With the debt avalanche method, you’ll order your credit cards by their interest rates… and focus on eliminating the debt which has the highest INTEREST rate first. The focus here is on the interest and not the outstanding balance. That total amount of interest can make a huge difference in how much you have to pay in the long run, even on smaller balances.
For example, if you owe $500 on one card with a 9% interest rate, but you owe $2,000 on another card with a 16% interest rate, you will focus on paying the $2,000 balance first.
It doesn’t matter if it’s easier to pay off $500. You’ll still focus on the $2,000 because you’ll be saving money when you clear off the debt with higher interest.
This will mean that while on the surface, you can’t feel good about quickly paying off a small debt, in the long run, you’ll pay off all your outstanding debt much faster.
So here is how it works…
You’ll pay the minimum on all your balances EXCEPT the one with the HIGHEST interest rate. You’ll pay as much as you can for this card until it’s paid up. Then you’ll move on to the card with the next highest interest rate and so on.
The advantage of the debt avalanche method is that you’ll save a lot more money (from paying less interest) and be able to pay off your debt even quicker.
The downside is that you’ll need discipline because this method will not motivate you, especially if the outstanding balance is huge for the high-interest credit card and it seems to be taking ages to settle it.
However, once you pay off the huge debt, and s.tart using the excess money you have to pay off the next one, you’ll see how AMAZING this method is.
The magic comes later, but when it does, you’ll be blown away.
You’ll settle the second card faster… and the third one even faster. That’s why it’s called an avalanche. You gain momentum with time. This method of debt repayment is highly recommended as a way to reduce credit card debt and is often seen as the best option to have the smallest debt in the long run.
Set a strategy
Decide which method will work well for you and use it to reduce your debt. The sooner you start, the better. I read a proverb once: It’s better to go to bed hungry than to wake up in debt.
I totally believe that and love the fact that we have everything paid off – from our home to our plastic.
I want that feeling for YOU!
How do you reduce debt effectively when you’re already living paycheck to paycheck?
You can get a second job for weekends, evenings, and/or whenever you can take some time.
Debt is something that most people find difficult to manage. This is especially true when you are living paycheck-to-paycheck and it seems like the bills don’t stop coming in, but the paycheck never comes. The best thing to do is take a look at your budget and see where you can cut some costs. If it’s not possible, then consider getting a second or even third job.
I have talked before on side hustles – and honestly? You don’t need to be a mom to do these and bring in extra income. I have over 60 listed now and will be adding a few more. This article is a good place to start if you need to add more money to your coffers so you can pay down your debt: 50+ Side Hustles for Moms: Stay-at-home Moms Looking to Earn Money.
How long will it take to pay off the $5,000 debt?
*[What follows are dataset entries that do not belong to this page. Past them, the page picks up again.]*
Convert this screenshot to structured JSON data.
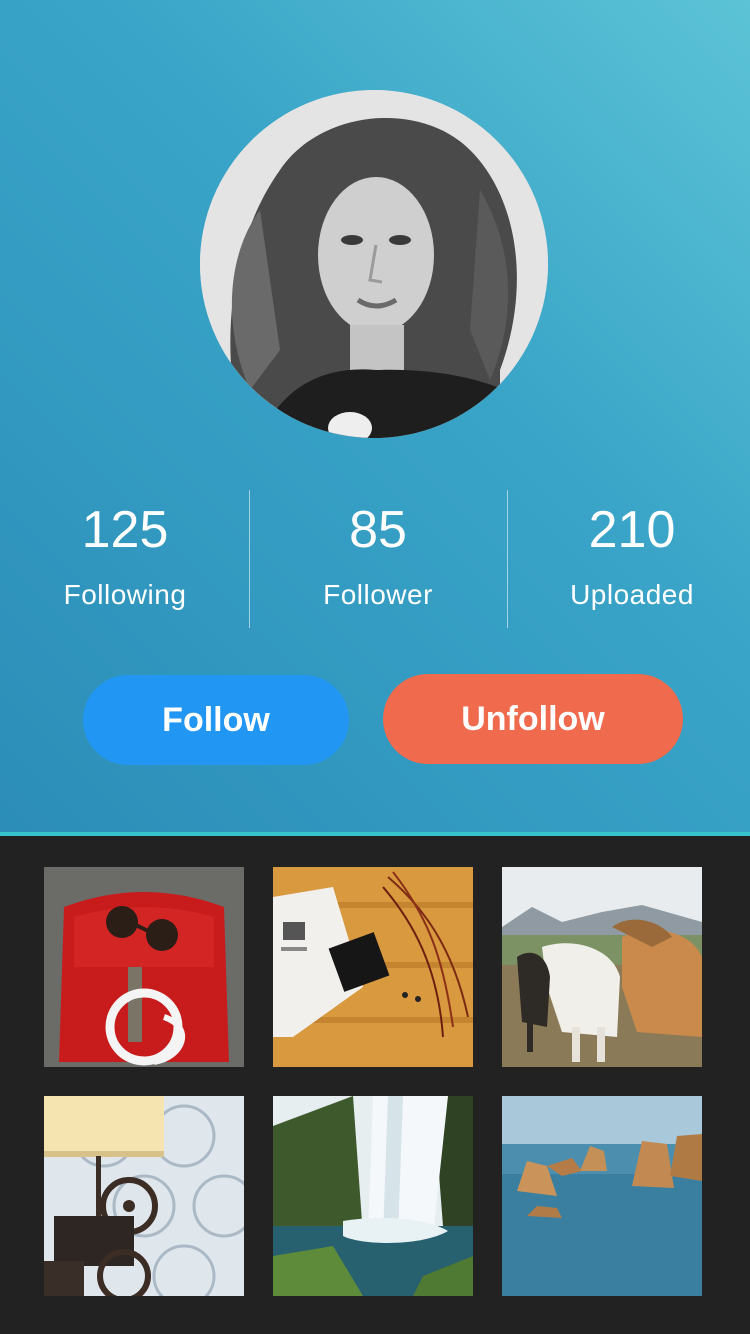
{
  "profile": {
    "avatar_alt": "profile-photo"
  },
  "stats": [
    {
      "value": "125",
      "label": "Following"
    },
    {
      "value": "85",
      "label": "Follower"
    },
    {
      "value": "210",
      "label": "Uploaded"
    }
  ],
  "actions": {
    "follow_label": "Follow",
    "unfollow_label": "Unfollow"
  },
  "colors": {
    "header_gradient_start": "#5cc3d6",
    "header_gradient_end": "#2b8db8",
    "follow_button": "#2196f3",
    "unfollow_button": "#f06a4d",
    "gallery_background": "#222222"
  },
  "gallery": {
    "photos": [
      {
        "subject": "red-backpack-sunglasses-headphones"
      },
      {
        "subject": "notebook-wallet-on-wooden-table"
      },
      {
        "subject": "horses-in-field"
      },
      {
        "subject": "lamp-and-film-projector"
      },
      {
        "subject": "waterfall"
      },
      {
        "subject": "sea-rocks"
      }
    ]
  }
}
$5,000, $10,000, or even $20,000 in debt? I read somewhere recently that the average family is currently carrying $25,000 in credit card debt – and that covers everything from major credit cards to store cards.
I will tell you that the sooner you start to reduce credit card debt, the better.
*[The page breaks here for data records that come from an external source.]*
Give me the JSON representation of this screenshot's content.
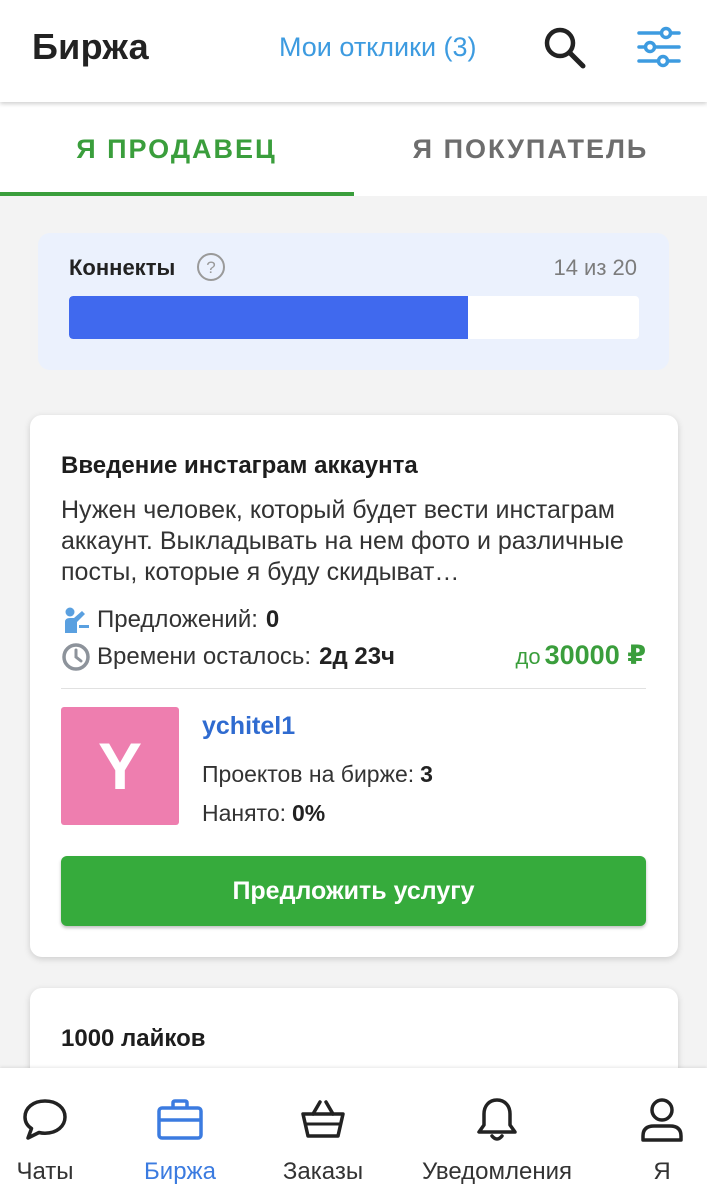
{
  "header": {
    "title": "Биржа",
    "my_responses": "Мои отклики (3)",
    "accent": "#3d9be0"
  },
  "tabs": [
    {
      "label": "Я ПРОДАВЕЦ",
      "active": true
    },
    {
      "label": "Я ПОКУПАТЕЛЬ",
      "active": false
    }
  ],
  "connects": {
    "label": "Коннекты",
    "count_text": "14 из 20",
    "used": 14,
    "total": 20,
    "fill_color": "#4069ee"
  },
  "card": {
    "title": "Введение инстаграм аккаунта",
    "description": "Нужен человек, который будет вести инстаграм аккаунт. Выкладывать на нем фото и различные посты, которые я буду скидыват…",
    "offers_label": "Предложений:",
    "offers_value": "0",
    "time_label": "Времени осталось:",
    "time_value": "2д 23ч",
    "price_prefix": "до",
    "price_value": "30000 ₽",
    "author": {
      "avatar_letter": "Y",
      "avatar_color": "#ee7eaf",
      "username": "ychitel1",
      "projects_label": "Проектов на бирже:",
      "projects_value": "3",
      "hired_label": "Нанято:",
      "hired_value": "0%"
    },
    "offer_button": "Предложить услугу"
  },
  "card2": {
    "title": "1000 лайков"
  },
  "bottom_nav": [
    {
      "label": "Чаты",
      "icon": "chat-icon",
      "active": false
    },
    {
      "label": "Биржа",
      "icon": "briefcase-icon",
      "active": true
    },
    {
      "label": "Заказы",
      "icon": "basket-icon",
      "active": false
    },
    {
      "label": "Уведомления",
      "icon": "bell-icon",
      "active": false
    },
    {
      "label": "Я",
      "icon": "user-icon",
      "active": false
    }
  ]
}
I am a FIRM believer that we can do anything for a short period of time. That means you CAN live without hitting restaurants, getting that Starbucks drink, turning movie “date night” into either a streaming event at home, or hitting the one day a week that the movie theater has $5 films.
Have a mini celebration each time you clear a credit card debt off your plate – it is one more step in the correct direction for you and your family’s financial health!